One of the driving reasons the Obama campaign is turning itself into a tax-exempt non-profit is to maintain the team of tech wizards the campaign assembled to build its massive data mining and targeting apparatus. “No existing group has the technical resources to manage the data,” writes Natalie Jennings of the Washington Post. "If we can take the enthusiasm and passion that people showed throughout the campaign and channel it into the work ahead of us, we will be unstoppable," said Organizing For Action Board Chairman Jim Messina.
By law, 501 (c) 4 non-profits like Organizing For Action do not have to disclose their donors or the amounts donated.

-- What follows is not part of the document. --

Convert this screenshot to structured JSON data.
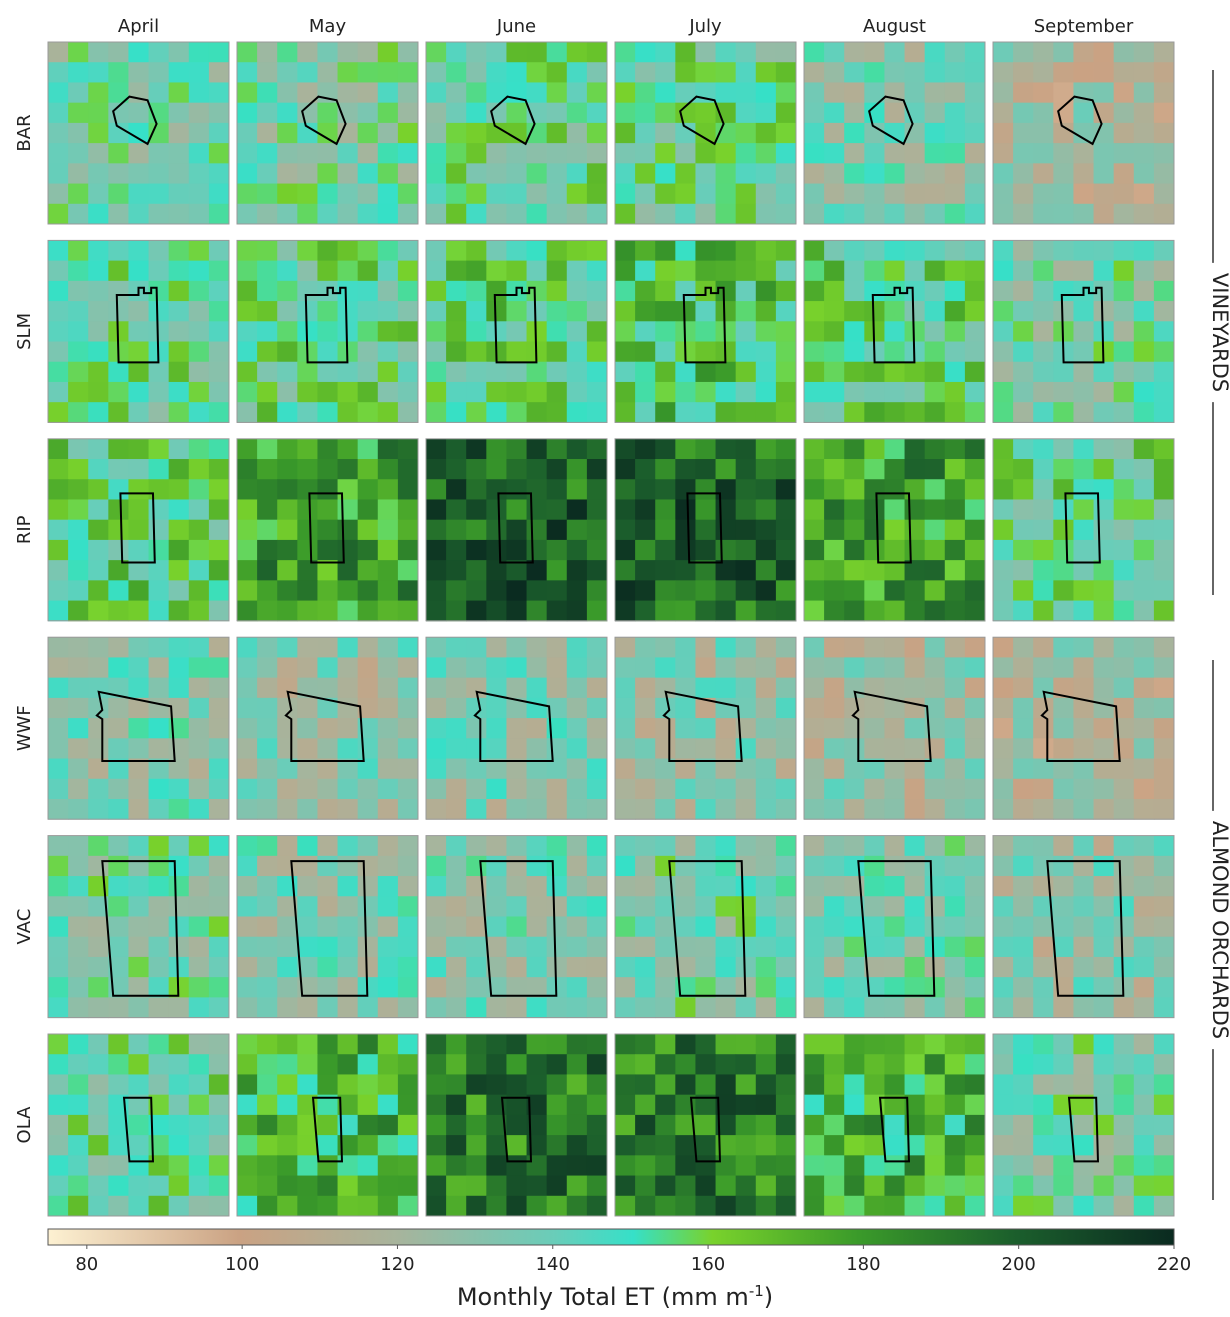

In the past, Messina has blasted conservative 501 (c) 4 organizations as shadowy, secret money groups backed by anonymous donors and corporate interests. In a June email, Messina said:
“They have a vested interest in being able to spend millions anonymously to influence our elections—many of the corporations and individuals funding their organizations don’t want their agendas to receive scrutiny from the press or the public We can make sure they don’t get away with hiding these donors—or their agendas. But it’s going to take a lot of us standing up, putting our foot down, and saying ‘Hell no.’”
First Lady Michelle Obama cut a video to promote the Obama’s campaign’s decision to turn itself into a 501 (c) 4 nonprofit and explained why citizens should get involved.
“I often think back to one of my first dates with Barack, all those years ago,” said Mrs. Obama. “Back then, he spoke to me about the world as it is and the world as it should be and our obligation to bridge that divide. The work you’ve done has brought us so much closer to the world as it should be. But we aren’t there yet…So I hope you will join Organizing For Action.”
Where are we letting this guy take the country?